Tuesday, October 4, 2022

The Creek

 Earlier I wrote about stopping on my normal walk in Bemis to begin breathing at the pace of nature.

Piet Mondrian - Small Birch Forest - ca.1902

Over the summer I continued that practice, stopping on the bridge over Salt Creek to watch, take in nature 10-breaths at a time.  

Often, each breath will bring with it a new observation - something I hadn't seen before (hadn't seen how the current takes the watery grass or the reflection of the few red leaves on the water) or something that "arises" (like a duck landing or a wind picking up and making soft noises in the leaves).  I'll breath slowly, counting as I notice something else.  Occasionally, I'll take a breath and nothing will have changed.  That's not the norm, though.  If I forget myself in thought, or if I find that I've been counting breaths, but not noticing, I'll go back.  So, this practice sometimes takes a lot more than 10 breaths.  After 10 breaths, I'm certainly slower, calmer.  I feel more aware of the natural rhythms of forest and stream, birds and breezes.
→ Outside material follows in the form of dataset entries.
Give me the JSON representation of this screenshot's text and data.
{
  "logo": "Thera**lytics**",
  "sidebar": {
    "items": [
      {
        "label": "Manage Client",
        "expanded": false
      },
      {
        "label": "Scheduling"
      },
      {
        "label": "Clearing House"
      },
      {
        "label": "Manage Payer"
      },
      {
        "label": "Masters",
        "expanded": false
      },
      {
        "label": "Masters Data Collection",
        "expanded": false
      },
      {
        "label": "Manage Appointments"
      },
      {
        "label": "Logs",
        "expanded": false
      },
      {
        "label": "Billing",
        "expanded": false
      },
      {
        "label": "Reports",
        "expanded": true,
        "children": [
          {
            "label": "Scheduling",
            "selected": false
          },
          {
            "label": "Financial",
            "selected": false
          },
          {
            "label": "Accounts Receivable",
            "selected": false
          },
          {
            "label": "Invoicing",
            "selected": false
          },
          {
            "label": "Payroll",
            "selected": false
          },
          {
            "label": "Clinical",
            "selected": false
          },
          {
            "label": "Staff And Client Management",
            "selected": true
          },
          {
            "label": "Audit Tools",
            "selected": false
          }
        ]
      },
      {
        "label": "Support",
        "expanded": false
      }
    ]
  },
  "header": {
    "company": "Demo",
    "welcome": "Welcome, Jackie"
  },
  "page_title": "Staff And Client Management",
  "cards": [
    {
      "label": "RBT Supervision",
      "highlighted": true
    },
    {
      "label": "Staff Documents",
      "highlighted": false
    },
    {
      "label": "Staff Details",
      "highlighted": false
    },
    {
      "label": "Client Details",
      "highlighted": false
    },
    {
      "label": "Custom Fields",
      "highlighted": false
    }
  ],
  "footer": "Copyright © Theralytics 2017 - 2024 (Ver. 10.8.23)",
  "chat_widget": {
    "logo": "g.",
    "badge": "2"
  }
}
I realize that there IS a world separate and coherent from me and my accounting of it (which is different still from my normal way of encountering the world, which is where the world is simply obstacles and/or background as I make my way through to my next deadline, project, task, destination.)
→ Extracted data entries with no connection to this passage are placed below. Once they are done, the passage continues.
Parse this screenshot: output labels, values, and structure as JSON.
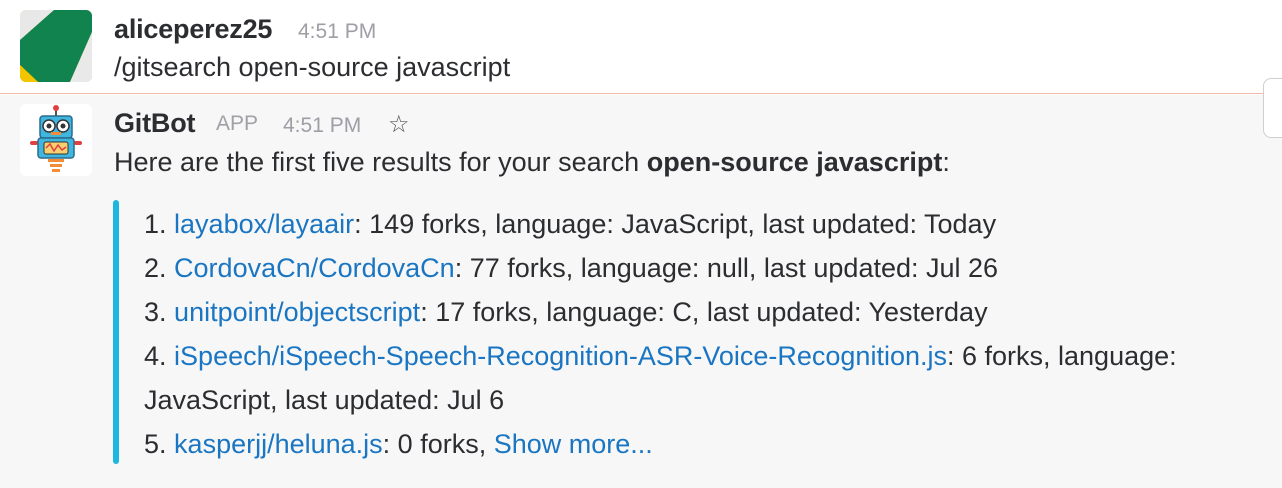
{
  "message_user": {
    "username": "aliceperez25",
    "time": "4:51 PM",
    "text": "/gitsearch open-source javascript"
  },
  "message_bot": {
    "name": "GitBot",
    "badge": "APP",
    "time": "4:51 PM",
    "intro_prefix": "Here are the first five results for your search",
    "query": "open-source javascript",
    "intro_suffix": ":",
    "accent_color": "#1db6e0",
    "results": [
      {
        "num": "1.",
        "repo": "layabox/layaair",
        "details": ": 149 forks,  language: JavaScript, last updated: Today"
      },
      {
        "num": "2.",
        "repo": "CordovaCn/CordovaCn",
        "details": ": 77 forks,  language: null, last updated: Jul 26"
      },
      {
        "num": "3.",
        "repo": "unitpoint/objectscript",
        "details": ": 17 forks,  language: C, last updated: Yesterday"
      },
      {
        "num": "4.",
        "repo": "iSpeech/iSpeech-Speech-Recognition-ASR-Voice-Recognition.js",
        "details": ": 6 forks,  language:",
        "details_cont": "JavaScript, last updated: Jul 6"
      },
      {
        "num": "5.",
        "repo": "kasperjj/heluna.js",
        "details": ": 0 forks, ",
        "show_more": "Show more..."
      }
    ]
  },
  "icons": {
    "star": "star-icon",
    "user_avatar": "user-avatar",
    "bot_avatar": "robot-avatar"
  }
}
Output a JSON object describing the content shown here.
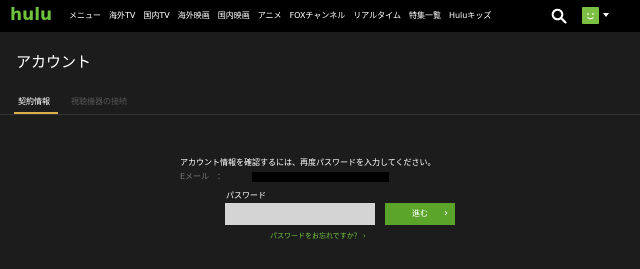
{
  "header": {
    "logo": "hulu",
    "nav": [
      "メニュー",
      "海外TV",
      "国内TV",
      "海外映画",
      "国内映画",
      "アニメ",
      "FOXチャンネル",
      "リアルタイム",
      "特集一覧",
      "Huluキッズ"
    ],
    "search_icon": "search-icon",
    "avatar_color": "#7cc043"
  },
  "page": {
    "title": "アカウント",
    "tabs": [
      {
        "label": "契約情報",
        "active": true
      },
      {
        "label": "視聴機器の接続",
        "active": false
      }
    ]
  },
  "form": {
    "instruction": "アカウント情報を確認するには、再度パスワードを入力してください。",
    "email_label": "Eメール　：",
    "password_label": "パスワード",
    "password_placeholder": "",
    "submit_label": "進む",
    "submit_chevron": "›",
    "forgot_link": "パスワードをお忘れですか？ ›"
  },
  "colors": {
    "brand_green": "#6dc33c",
    "button_green": "#5aa52a",
    "tab_underline": "#d9b04a",
    "background": "#1c1c1c"
  }
}
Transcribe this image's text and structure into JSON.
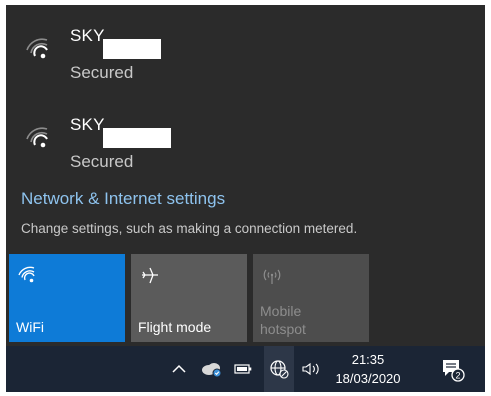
{
  "networks": [
    {
      "ssid": "SKY",
      "status": "Secured"
    },
    {
      "ssid": "SKY",
      "status": "Secured"
    }
  ],
  "settings": {
    "link": "Network & Internet settings",
    "description": "Change settings, such as making a connection metered."
  },
  "quick_actions": [
    {
      "label": "WiFi",
      "icon": "wifi-icon",
      "active": true
    },
    {
      "label": "Flight mode",
      "icon": "airplane-icon",
      "active": false
    },
    {
      "label": "Mobile hotspot",
      "icon": "mobile-hotspot-icon",
      "active": false,
      "disabled": true
    }
  ],
  "taskbar": {
    "time": "21:35",
    "date": "18/03/2020",
    "notification_count": "2"
  },
  "colors": {
    "flyout_bg": "#2b2b2b",
    "accent": "#0e7bd7",
    "link": "#8ec3ee",
    "taskbar_bg": "#1b2535"
  }
}
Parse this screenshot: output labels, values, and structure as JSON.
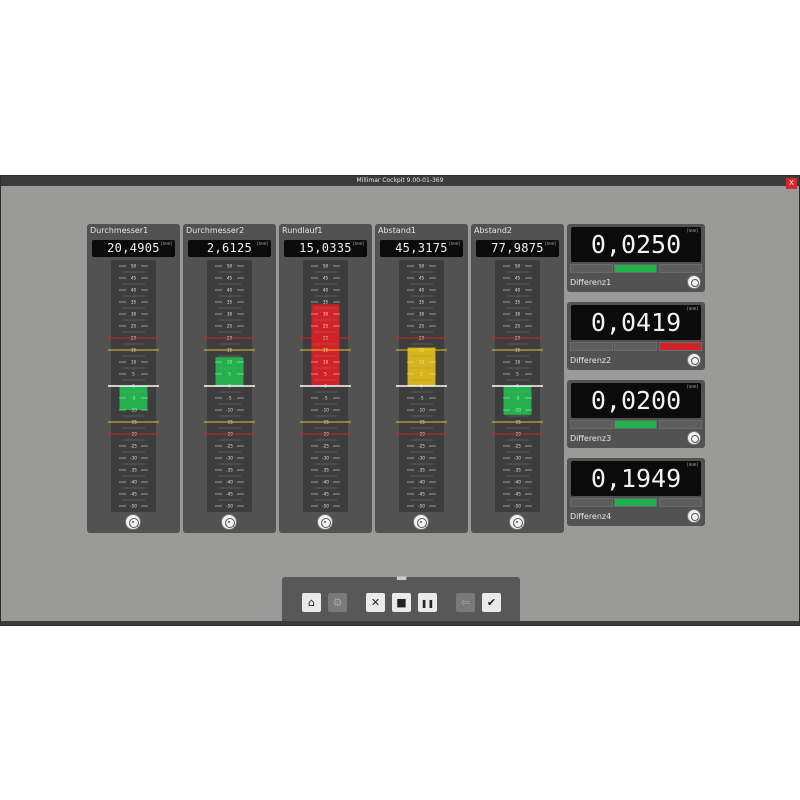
{
  "window": {
    "title": "Millimar Cockpit 9.00-01-369",
    "close_label": "X"
  },
  "unit_label": "[mm]",
  "scale": {
    "max": 50,
    "min": -50,
    "ticks": [
      "50",
      "45",
      "40",
      "35",
      "30",
      "25",
      "20",
      "15",
      "10",
      "5",
      "0",
      "-5",
      "-10",
      "-15",
      "-20",
      "-25",
      "-30",
      "-35",
      "-40",
      "-45",
      "-50"
    ],
    "red_limits": [
      20,
      -20
    ],
    "yellow_limits": [
      15,
      -15
    ]
  },
  "gauges": [
    {
      "name": "Durchmesser1",
      "value": "20,4905",
      "bar_from": -10,
      "bar_to": 0,
      "bar_color": "#22b24c",
      "bar_width": 0.62
    },
    {
      "name": "Durchmesser2",
      "value": "2,6125",
      "bar_from": 0,
      "bar_to": 12,
      "bar_color": "#22b24c",
      "bar_width": 0.62
    },
    {
      "name": "Rundlauf1",
      "value": "15,0335",
      "bar_from": 0,
      "bar_to": 34,
      "bar_color": "#d42127",
      "bar_width": 0.62
    },
    {
      "name": "Abstand1",
      "value": "45,3175",
      "bar_from": 0,
      "bar_to": 16,
      "bar_color": "#d9b418",
      "bar_width": 0.62
    },
    {
      "name": "Abstand2",
      "value": "77,9875",
      "bar_from": -12,
      "bar_to": 0,
      "bar_color": "#22b24c",
      "bar_width": 0.62
    }
  ],
  "diffs": [
    {
      "name": "Differenz1",
      "value": "0,0250",
      "segments": [
        "#5d5d5d",
        "#22b24c",
        "#5d5d5d"
      ]
    },
    {
      "name": "Differenz2",
      "value": "0,0419",
      "segments": [
        "#5d5d5d",
        "#5d5d5d",
        "#d42127"
      ]
    },
    {
      "name": "Differenz3",
      "value": "0,0200",
      "segments": [
        "#5d5d5d",
        "#22b24c",
        "#5d5d5d"
      ]
    },
    {
      "name": "Differenz4",
      "value": "0,1949",
      "segments": [
        "#5d5d5d",
        "#22b24c",
        "#5d5d5d"
      ]
    }
  ],
  "toolbar": {
    "buttons": [
      {
        "icon": "home-icon",
        "label": "⌂",
        "enabled": true
      },
      {
        "icon": "settings-icon",
        "label": "⚙",
        "enabled": false
      },
      {
        "icon": "cancel-icon",
        "label": "✕",
        "enabled": true
      },
      {
        "icon": "stop-icon",
        "label": "■",
        "enabled": true
      },
      {
        "icon": "pause-icon",
        "label": "❚❚",
        "enabled": true
      },
      {
        "icon": "exit-icon",
        "label": "⇦",
        "enabled": false
      },
      {
        "icon": "accept-icon",
        "label": "✔",
        "enabled": true
      }
    ]
  }
}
Yesterday, something new occurred.  (I did this late morning... I ran for a mile from home and into the woods, then walked, feeling more attuned by the effort of the run) I was watching the stream, noticing endless glittering of sun on rippling water, hearing the rising and falling of breeze in the trees, seeing leaves sometimes fall, sometimes aided by the wind, sometimes not.  I noticed the leaves fall into the water and began watching the leaves travel in the water, carried along by the general downward current, but also by other factors underwater.  Two leaves next to each other do not more down the stream in tandem.  One snags an unseen eddy, one is drawn towards a faster section.
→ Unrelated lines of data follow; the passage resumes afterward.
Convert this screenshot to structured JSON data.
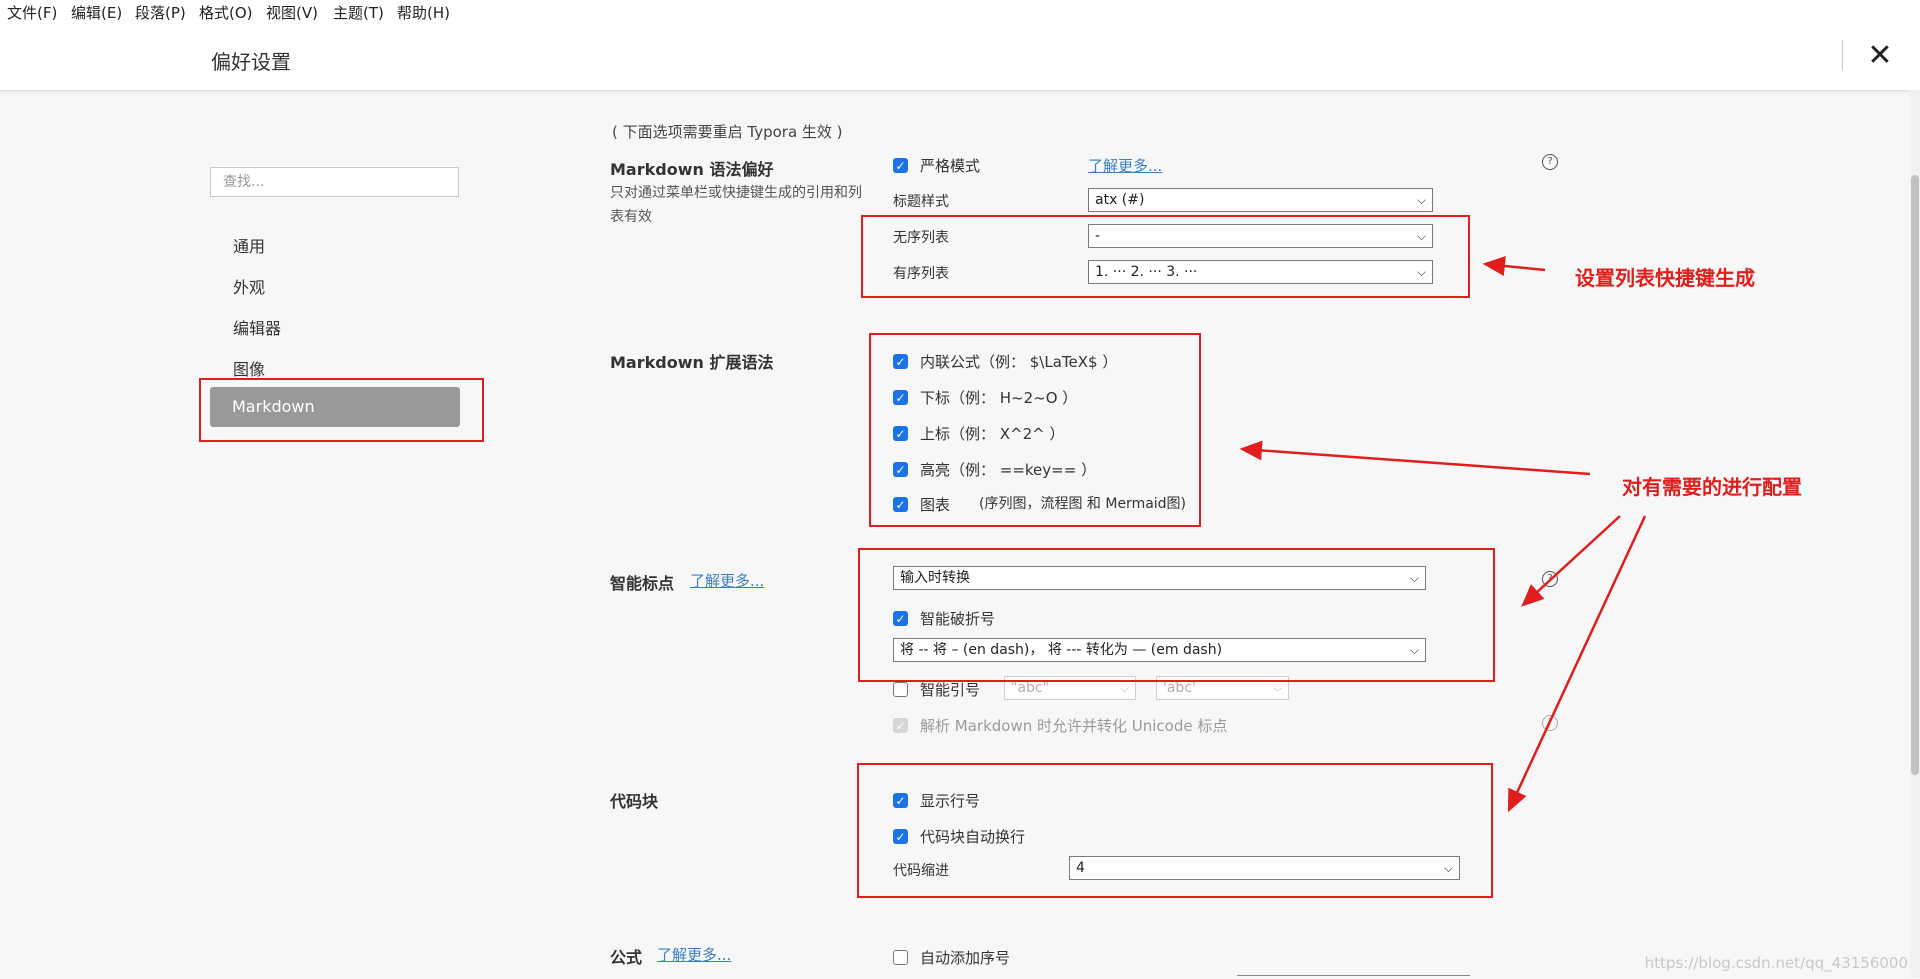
{
  "menubar": {
    "items": [
      "文件(F)",
      "编辑(E)",
      "段落(P)",
      "格式(O)",
      "视图(V)",
      "主题(T)",
      "帮助(H)"
    ]
  },
  "header": {
    "title": "偏好设置",
    "close_label": "✕"
  },
  "sidebar": {
    "search_placeholder": "查找...",
    "items": [
      "通用",
      "外观",
      "编辑器",
      "图像"
    ],
    "active_item": "Markdown"
  },
  "restart_note": "( 下面选项需要重启 Typora 生效 )",
  "markdown_syntax": {
    "title": "Markdown 语法偏好",
    "desc": "只对通过菜单栏或快捷键生成的引用和列表有效",
    "strict_mode": {
      "label": "严格模式",
      "checked": true
    },
    "learn_more": "了解更多...",
    "heading_style": {
      "label": "标题样式",
      "value": "atx (#)"
    },
    "unordered_list": {
      "label": "无序列表",
      "value": "-"
    },
    "ordered_list": {
      "label": "有序列表",
      "value": "1. ··· 2. ··· 3. ···"
    }
  },
  "markdown_ext": {
    "title": "Markdown 扩展语法",
    "options": [
      {
        "label": "内联公式（例： $\\LaTeX$ ）",
        "checked": true
      },
      {
        "label": "下标（例： H~2~O ）",
        "checked": true
      },
      {
        "label": "上标（例： X^2^ ）",
        "checked": true
      },
      {
        "label": "高亮（例： ==key== ）",
        "checked": true
      },
      {
        "label": "图表",
        "checked": true
      }
    ],
    "diagram_hint": "(序列图，流程图 和 Mermaid图)"
  },
  "smart_punct": {
    "title": "智能标点",
    "learn_more": "了解更多...",
    "mode": "输入时转换",
    "smart_dash": {
      "label": "智能破折号",
      "checked": true
    },
    "dash_mode": "将 -- 将 – (en dash)， 将 --- 转化为 — (em dash)",
    "smart_quotes": {
      "label": "智能引号",
      "checked": false
    },
    "double_quote": "\"abc\"",
    "single_quote": "'abc'",
    "unicode": {
      "label": "解析 Markdown 时允许并转化 Unicode 标点",
      "checked": true
    }
  },
  "code_block": {
    "title": "代码块",
    "line_numbers": {
      "label": "显示行号",
      "checked": true
    },
    "auto_wrap": {
      "label": "代码块自动换行",
      "checked": true
    },
    "indent": {
      "label": "代码缩进",
      "value": "4"
    }
  },
  "math": {
    "title": "公式",
    "learn_more": "了解更多...",
    "auto_number": {
      "label": "自动添加序号",
      "checked": false
    }
  },
  "annotations": {
    "list_shortcut": "设置列表快捷键生成",
    "configure": "对有需要的进行配置"
  },
  "help_symbol": "?",
  "checkmark": "✓",
  "chevron": "⌵",
  "watermark": "https://blog.csdn.net/qq_43156000",
  "colors": {
    "accent": "#1a73e8",
    "annotation": "#e01e1e",
    "active_nav": "#999999"
  }
}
What came over me, what inhabited me, was a peaceful, contented watching.  It was not a scientific stance ("I'm watching for the underwater forces") or expository ("look at how two leaves dropped in the water stray from each other") but quietly appreciative.  Even that description feels not-right.  I wasn't saying "gosh, how I appreciate this nice little hydrodynamic display of leave, breeze, and water."  I was following it along and seeing the rightness of it.  "Yes, this is how things are.  It's the movie of life and it's pretty interesting.... not just the going downstream but also the slight turnings and the accompanying sounds."